Senior marketers crave the kind of data one level up. Alongside digital behavior, we (should) track things like:

  • pipeline velocity
  • qualified-to-opportunity conversion
  • CAC and payback periods
  • contribution to revenue
  • sales cycle length
  • retention patterns
  • competitive share of voice and content velocity

Those metrics matter because they measure the health of the system. Digital analytics matter because they measure the movement within it. When you stitch them together, you get a view that’s wide enough for strategy and sharp enough for action.

This is where dashboards can be powerful if done with discipline. Not as a wall of charts, but as a single narrative surface. A place where search behavior, traffic intent, enrollment / pipeline lifts, and revenue contribution all sit side by side. A dashboard should work the way a good story works. It should show you where attention is going, where friction is growing, and where the next question lives.

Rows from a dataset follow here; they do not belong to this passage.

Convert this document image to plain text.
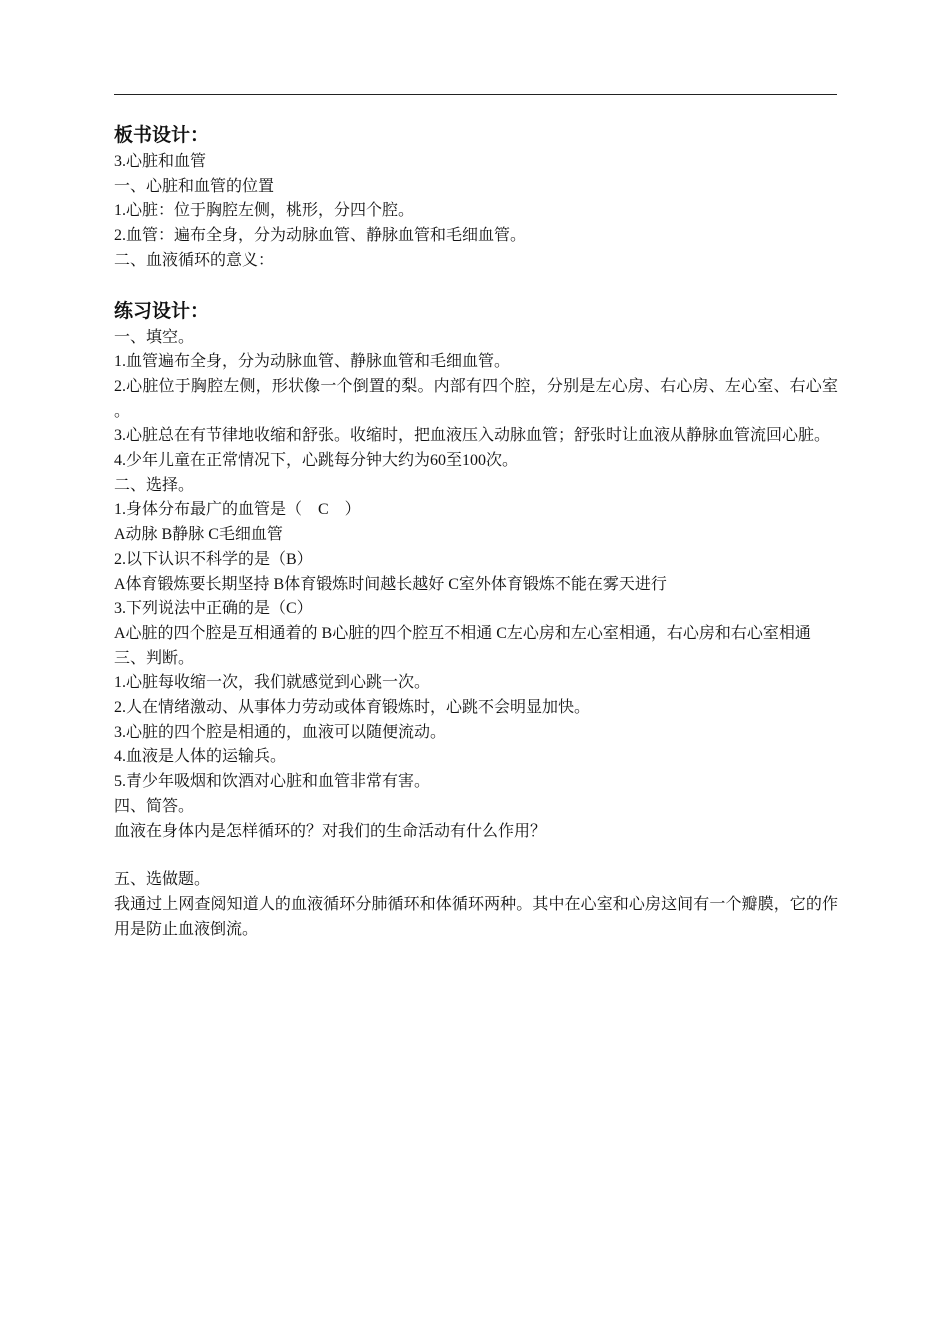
板书设计：

3.心脏和血管

一、心脏和血管的位置

1.心脏：位于胸腔左侧，桃形，分四个腔。

2.血管：遍布全身，分为动脉血管、静脉血管和毛细血管。

二、血液循环的意义：

练习设计：

一、填空。

1.血管遍布全身，分为动脉血管、静脉血管和毛细血管。

2.心脏位于胸腔左侧，形状像一个倒置的梨。内部有四个腔，分别是左心房、右心房、左心室、右心室 。

3.心脏总在有节律地收缩和舒张。收缩时，把血液压入动脉血管；舒张时让血液从静脉血管流回心脏。

4.少年儿童在正常情况下，心跳每分钟大约为60至100次。

二、选择。

1.身体分布最广的血管是（　C　）

A动脉 B静脉 C毛细血管

2.以下认识不科学的是（B）

A体育锻炼要长期坚持 B体育锻炼时间越长越好 C室外体育锻炼不能在雾天进行

3.下列说法中正确的是（C）

A心脏的四个腔是互相通着的 B心脏的四个腔互不相通 C左心房和左心室相通，右心房和右心室相通

三、判断。

1.心脏每收缩一次，我们就感觉到心跳一次。

2.人在情绪激动、从事体力劳动或体育锻炼时，心跳不会明显加快。

3.心脏的四个腔是相通的，血液可以随便流动。

4.血液是人体的运输兵。

5.青少年吸烟和饮酒对心脏和血管非常有害。

四、简答。

血液在身体内是怎样循环的？对我们的生命活动有什么作用？

五、选做题。

我通过上网查阅知道人的血液循环分肺循环和体循环两种。其中在心室和心房这间有一个瓣膜，它的作用是防止血液倒流。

I keep returning to this because I’ve seen it save organizations years of drift. The truth is usually already available. Not in a forecast or a slide (sorry Deloitte), but in what people actually try to do on your site. In the words they type when they’re searching for something you promised but didn’t make obvious. In the friction they hit when the path doesn’t match their expectation.

You can learn a lot from big models and long dashboards. But if you want to understand your audience in the present tense, digital search behavior will tell you. It will tell you what they care about. It will tell you where you’re strong or weak. It will tell you whether the story you’re telling is the story they’re hearing. It will tell you long before anything else does. And often, it will tell you for free.

If you look closely, the truth is leaving breadcrumbs. The work is learning to see them.